To verify the feasibility and effectiveness of the group decision method, this section changes the parameters \(p\) and \(q\) of the IVq-ROFIDPOWA operator, and analyzes the impacts of the changes in \(p\) and \(q\) on the decision results.

(1) The effect of \(p\) changes on the decision results. When \(q=2\), \(p\) changes within its domain of \(\left[\mathrm{0,1}\right]\), and the scores of each alternative are shown in Fig. 4.

Fig. 4
figure 4

The trends of the scores when the parameter \(p\) changes

It can be seen from Fig. 4 that when the other conditions remain unchanged, the change in the parameter \(p\) of the IVq-ROFIDPOWA operator within its domain does not affect the evaluation results of each alternative.

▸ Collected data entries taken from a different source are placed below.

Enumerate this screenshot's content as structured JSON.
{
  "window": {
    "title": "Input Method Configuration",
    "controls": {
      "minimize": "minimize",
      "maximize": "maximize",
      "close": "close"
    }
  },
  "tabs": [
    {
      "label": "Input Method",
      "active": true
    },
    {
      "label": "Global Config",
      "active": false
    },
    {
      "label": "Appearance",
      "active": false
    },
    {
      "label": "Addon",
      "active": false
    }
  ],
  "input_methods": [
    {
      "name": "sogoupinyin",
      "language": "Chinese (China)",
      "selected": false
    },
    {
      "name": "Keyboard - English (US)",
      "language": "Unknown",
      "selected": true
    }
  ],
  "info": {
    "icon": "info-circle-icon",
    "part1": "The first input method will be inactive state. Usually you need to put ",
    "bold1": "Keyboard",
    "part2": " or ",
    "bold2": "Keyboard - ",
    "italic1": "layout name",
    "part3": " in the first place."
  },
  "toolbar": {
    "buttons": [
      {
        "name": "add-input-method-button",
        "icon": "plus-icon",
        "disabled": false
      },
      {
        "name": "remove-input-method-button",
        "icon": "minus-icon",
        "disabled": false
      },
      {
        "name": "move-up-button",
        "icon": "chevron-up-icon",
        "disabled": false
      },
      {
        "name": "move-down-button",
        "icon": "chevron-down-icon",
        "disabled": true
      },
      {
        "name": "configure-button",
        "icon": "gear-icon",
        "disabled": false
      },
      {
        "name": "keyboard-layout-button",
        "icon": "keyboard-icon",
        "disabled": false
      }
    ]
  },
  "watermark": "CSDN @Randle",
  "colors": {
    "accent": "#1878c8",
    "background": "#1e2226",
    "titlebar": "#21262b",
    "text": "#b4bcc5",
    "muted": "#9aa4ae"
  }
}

(2) The effect of \(q\) changes on the decision results. When \(p=0.95\), \(q\) changes within the interval \(\left[\mathrm{2,15}\right]\), and the scores of each alternative are shown in Fig. 5.

Fig. 5
figure 5

The trends of the scores when \(q\) changes

It can be seen from Fig. 5 that when the other conditions remain unchanged, the change in the parameter \(q\) of the IVq-ROFIDPOWA operator does not affect the evaluation results of each alternative. In general, when the parameters \(p\) and \(q\) of the IVq-ROFIDPOWA operator are changed, the evaluation results of each alternative remain unchanged, which effectively verifies the feasibility and effectiveness of this decision-making method.

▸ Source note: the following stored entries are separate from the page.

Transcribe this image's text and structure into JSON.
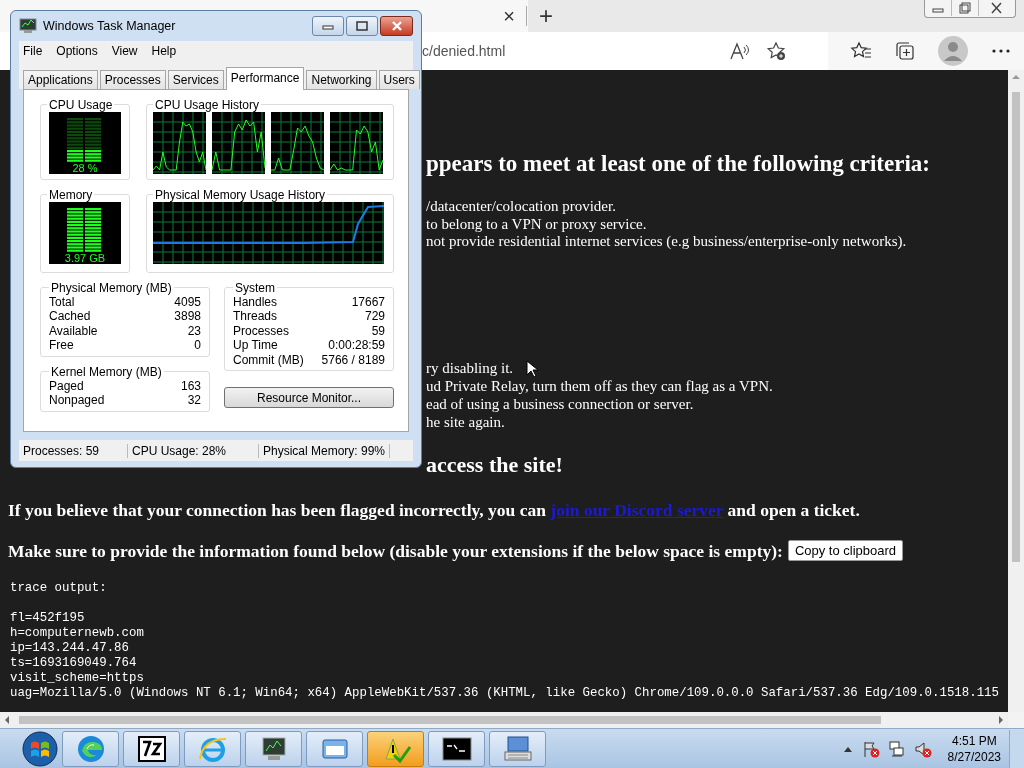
{
  "browser": {
    "tab_close": "×",
    "new_tab": "+",
    "address": "c/denied.html",
    "page": {
      "criteria_heading": "ppears to meet at least one of the following criteria:",
      "criteria": [
        "/datacenter/colocation provider.",
        "to belong to a VPN or proxy service.",
        "not provide residential internet services (e.g business/enterprise-only networks)."
      ],
      "steps": [
        "ry disabling it.",
        "ud Private Relay, turn them off as they can flag as a VPN.",
        "ead of using a business connection or server.",
        "he site again."
      ],
      "still_heading": "access the site!",
      "discord_paragraph": {
        "before": "If you believe that your connection has been flagged incorrectly, you can ",
        "link": "join our Discord server",
        "after": " and open a ticket."
      },
      "info_paragraph": "Make sure to provide the information found below (disable your extensions if the below space is empty):",
      "copy_button": "Copy to clipboard",
      "trace": [
        "trace output:",
        "fl=452f195",
        "h=computernewb.com",
        "ip=143.244.47.86",
        "ts=1693169049.764",
        "visit_scheme=https",
        "uag=Mozilla/5.0 (Windows NT 6.1; Win64; x64) AppleWebKit/537.36 (KHTML, like Gecko) Chrome/109.0.0.0 Safari/537.36 Edg/109.0.1518.115"
      ]
    }
  },
  "task_manager": {
    "title": "Windows Task Manager",
    "menu": [
      "File",
      "Options",
      "View",
      "Help"
    ],
    "tabs": [
      {
        "label": "Applications",
        "selected": false
      },
      {
        "label": "Processes",
        "selected": false
      },
      {
        "label": "Services",
        "selected": false
      },
      {
        "label": "Performance",
        "selected": true
      },
      {
        "label": "Networking",
        "selected": false
      },
      {
        "label": "Users",
        "selected": false
      }
    ],
    "cpu_usage": {
      "label": "CPU Usage",
      "reading": "28 %",
      "level": 0.28
    },
    "cpu_history": {
      "label": "CPU Usage History"
    },
    "memory": {
      "label": "Memory",
      "reading": "3.97 GB",
      "level": 0.99
    },
    "memory_history": {
      "label": "Physical Memory Usage History"
    },
    "physical_memory": {
      "title": "Physical Memory (MB)",
      "rows": [
        {
          "label": "Total",
          "value": "4095"
        },
        {
          "label": "Cached",
          "value": "3898"
        },
        {
          "label": "Available",
          "value": "23"
        },
        {
          "label": "Free",
          "value": "0"
        }
      ]
    },
    "kernel_memory": {
      "title": "Kernel Memory (MB)",
      "rows": [
        {
          "label": "Paged",
          "value": "163"
        },
        {
          "label": "Nonpaged",
          "value": "32"
        }
      ]
    },
    "system": {
      "title": "System",
      "rows": [
        {
          "label": "Handles",
          "value": "17667"
        },
        {
          "label": "Threads",
          "value": "729"
        },
        {
          "label": "Processes",
          "value": "59"
        },
        {
          "label": "Up Time",
          "value": "0:00:28:59"
        },
        {
          "label": "Commit (MB)",
          "value": "5766 / 8189"
        }
      ]
    },
    "resource_monitor_button": "Resource Monitor...",
    "status": [
      "Processes: 59",
      "CPU Usage: 28%",
      "Physical Memory: 99%"
    ]
  },
  "taskbar": {
    "apps": [
      {
        "kind": "edge",
        "highlighted": false
      },
      {
        "kind": "sevenzip",
        "highlighted": false
      },
      {
        "kind": "ie",
        "highlighted": false
      },
      {
        "kind": "taskmgr",
        "highlighted": false
      },
      {
        "kind": "window",
        "highlighted": false
      },
      {
        "kind": "actioncenter",
        "highlighted": true
      },
      {
        "kind": "cmd",
        "highlighted": false
      },
      {
        "kind": "keyboard",
        "highlighted": false
      }
    ],
    "clock": {
      "time": "4:51 PM",
      "date": "8/27/2023"
    }
  }
}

5.2.3 Comparative analysis

In this section, the DBWA operator (Liu et al.2017), the PA operator (Yager 2001), the Hamacher operator (Hamacher 1975; Wang et al. 2021) and the IVq-ROFIDPOWA operator are used for comparative analysis. When \(y=2\) in the DBWA operator, \(\varphi =3\) in the Hamacher operator, and \(p=0.95\) in the IVq-ROFIDPOWA operator, while \(q\) changes within the range \(\left[\mathrm{2,15}\right]\), and the scores and rankings of each alternative rating are obtained, as shown in Fig. 6.

Fig. 6
figure 6

Comparative analysis among different operators

It can be seen from Fig. 6 that the IVq-ROFIDPOWA operator proposed in this paper has the same ranking as the DBWA operator, the PA operator and the Hamacher operator. With the change in \(q\), the ranking results of each alternative remain unchanged. Moreover, compared with the other three operators, the IVq-ROFIDPOWA operator has more obvious score differences between the alternatives, so it is more conducive to making decisions. This further verifies the feasibility and effectiveness of the group decision-making method proposed in this paper.

6 Conclusion

Based on the t-norm and t-conorm operations of the Dubois and Prade operator, this paper defines the IVq-ROFDP operations and introduces the IVq-ROFDPOWA operator. At the same time, we find that the interactions between the membership and nonmembership degrees in the IVq-ROFDP operations and the IVq-ROFDPOWA operator are not considered. To address this issue concerning the IVq-ROFDP operations, the IVq-ROFIDP operations and the IVq-ROFIDPOWA operator are proposed, and we study the IVq-ROFIDPOWA operator’s idempotency, permutation invariance, monotonicity and boundedness. Then, this paper proposes a group decision-making method based on the IVq-ROFIDPOWA operator. Finally, this paper verifies the proposed group decision-making method with two cases. The decision-making results are consistent with those of practical applications and the results of existing operators, thus confirming the feasibility and effectiveness of the improved operator with interactivity and the group decision-making method proposed in this paper. The further comparative analysis shows that the group decision-making method proposed in this paper can better reflect the differences between alternatives.

The proposed group decision-making method can be used to select the optimal alternative using the IVq-ROFIDPOWA operator when the attribute weights and expert weights are known in advance. The unknown attribute weights and expert weights of group decision-making methods are the main focus of our research. Moreover, the fusion of big data using aggregation operators will also be the focus of our future research.